Saturday, November 12, 2011

HEALING


Bird's moon, from his camera

I can’t listen to his music yet….but I will…eventually. It was our home base, his music. He burned CD after CD of my favorite tunes – older ones I had forgotten – until I heard them again. I would know all the words – I could sing along, or, as he called it, make a joyful noise, while listening. A lot of them were to keep me from dozing off while driving home at the end of a long day at work.

Some nights are hard to get through. Sleep comes for an hour or two, and then I wake. I shut down any thoughts by getting up and doing something…anything…until I’m tired enough to fall into an immediate slumber again. Fortunately that is the period where my internet stream is the fastest, so I am able to work by remote on my city computer server; the hours are not lost, but crowded with numbers instead of feelings.
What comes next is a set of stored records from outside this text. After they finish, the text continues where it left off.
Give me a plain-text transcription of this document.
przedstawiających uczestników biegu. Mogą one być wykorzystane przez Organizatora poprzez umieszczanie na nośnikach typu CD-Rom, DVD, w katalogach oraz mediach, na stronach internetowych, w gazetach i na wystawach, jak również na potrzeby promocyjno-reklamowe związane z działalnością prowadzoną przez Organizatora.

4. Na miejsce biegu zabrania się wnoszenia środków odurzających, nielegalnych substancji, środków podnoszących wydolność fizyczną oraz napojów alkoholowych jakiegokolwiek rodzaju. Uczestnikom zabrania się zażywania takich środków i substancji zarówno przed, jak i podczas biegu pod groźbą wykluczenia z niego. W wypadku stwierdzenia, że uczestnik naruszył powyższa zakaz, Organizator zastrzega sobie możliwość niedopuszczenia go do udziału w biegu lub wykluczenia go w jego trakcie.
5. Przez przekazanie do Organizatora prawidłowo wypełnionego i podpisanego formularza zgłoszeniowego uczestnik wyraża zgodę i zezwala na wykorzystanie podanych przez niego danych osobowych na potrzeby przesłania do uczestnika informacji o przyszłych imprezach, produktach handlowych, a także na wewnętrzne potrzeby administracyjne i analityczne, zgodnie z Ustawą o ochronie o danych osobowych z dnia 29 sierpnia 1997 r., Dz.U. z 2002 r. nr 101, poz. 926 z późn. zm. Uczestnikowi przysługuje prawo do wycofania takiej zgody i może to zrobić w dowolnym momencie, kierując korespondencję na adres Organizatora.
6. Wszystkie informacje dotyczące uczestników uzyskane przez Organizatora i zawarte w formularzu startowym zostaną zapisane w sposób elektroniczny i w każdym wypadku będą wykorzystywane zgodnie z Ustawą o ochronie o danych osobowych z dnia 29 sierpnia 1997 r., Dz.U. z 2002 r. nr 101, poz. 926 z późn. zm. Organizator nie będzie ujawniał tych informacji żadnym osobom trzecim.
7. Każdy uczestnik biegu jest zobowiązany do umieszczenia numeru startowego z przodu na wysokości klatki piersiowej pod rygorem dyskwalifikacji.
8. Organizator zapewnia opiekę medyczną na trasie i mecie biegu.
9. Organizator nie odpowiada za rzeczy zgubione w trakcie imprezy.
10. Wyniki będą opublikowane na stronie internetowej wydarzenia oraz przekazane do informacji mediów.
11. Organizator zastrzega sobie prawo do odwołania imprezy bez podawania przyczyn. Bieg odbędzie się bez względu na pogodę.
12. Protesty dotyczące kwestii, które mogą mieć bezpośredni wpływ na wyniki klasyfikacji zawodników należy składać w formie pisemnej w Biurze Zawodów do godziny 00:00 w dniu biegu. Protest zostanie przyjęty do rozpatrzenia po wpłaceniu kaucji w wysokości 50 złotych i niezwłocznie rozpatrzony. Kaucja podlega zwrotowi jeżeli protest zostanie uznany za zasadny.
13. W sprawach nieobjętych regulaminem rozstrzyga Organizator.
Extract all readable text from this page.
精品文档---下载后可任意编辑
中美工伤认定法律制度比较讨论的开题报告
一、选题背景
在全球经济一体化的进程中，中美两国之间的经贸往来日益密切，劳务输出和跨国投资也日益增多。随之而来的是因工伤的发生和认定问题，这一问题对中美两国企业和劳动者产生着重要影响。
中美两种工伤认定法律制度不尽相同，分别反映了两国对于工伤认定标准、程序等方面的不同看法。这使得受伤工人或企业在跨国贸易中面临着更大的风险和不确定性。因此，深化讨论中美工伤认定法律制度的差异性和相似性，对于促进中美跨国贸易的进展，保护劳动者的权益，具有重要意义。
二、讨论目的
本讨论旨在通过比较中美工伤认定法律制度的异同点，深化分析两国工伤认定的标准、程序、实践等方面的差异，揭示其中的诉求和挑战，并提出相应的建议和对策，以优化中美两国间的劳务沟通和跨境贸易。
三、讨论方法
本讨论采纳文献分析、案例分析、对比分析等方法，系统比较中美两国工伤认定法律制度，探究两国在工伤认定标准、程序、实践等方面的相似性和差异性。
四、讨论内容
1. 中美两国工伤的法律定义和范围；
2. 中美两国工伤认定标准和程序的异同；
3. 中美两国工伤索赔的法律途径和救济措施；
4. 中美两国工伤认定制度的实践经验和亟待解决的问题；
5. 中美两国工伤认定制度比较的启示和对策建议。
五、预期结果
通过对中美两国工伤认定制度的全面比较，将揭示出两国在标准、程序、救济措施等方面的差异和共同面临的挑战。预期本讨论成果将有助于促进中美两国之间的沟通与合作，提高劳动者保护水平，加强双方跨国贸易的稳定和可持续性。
It’s going to take time, and tears that I am not yet ready to cry. Most of you have dealt with this; you know what I’m saying – how I feel. And we all know that life does go on.

This weekend I have to empty his belongings from the garage. I need the space for office furniture. When I returned to work, Line warned me that she was leaving within a few days. It has all been too much for her. I considered hiring someone else, then decided that no – I’ve had enough of losing 4 hours a day commuting to the city. I’m bringing my office home. Most communication with clients is done by telephone, fax or internet anyway. For those I need to meet on occasion, I’ll just drive into the city and do so. Everything has to be moved by the end of the month, and it involves a lot of work. It’s a blessing in disguise. I’m too damned busy to get mired in self pity.

I missed writing. I have not been in the right mind set to put words on paper. I have been reading though, slipping in and out of Blogit, following Kilroy’s blog, checking Facebook and my e-mails now and then. Comments and responses were put off for a bit, and I apologize. I did receive and deeply appreciated all your messages, and believe that I have answered most of them by now.

Grump and I have resumed our nightly excursions on the country roads, usually accompanied by the beautiful Louka. This week the weather was so nice, and we were treated to the spectacular glow that is particular to a full autumn moon. I stood on the top of hill, listening to the silence of the bush. It was disturbed only by the sound of obscured doggies sniffing around in piles of dry leaves.

As I stood gazing at this awesome scene, Nature’s fingers reached in and touched my soul. A rush of love filled me, and I knew my brother was near. I acknowledged his presence with a warm embrace, then blew him a kiss. I felt the gentle stroke of healing begin, and I SMILED.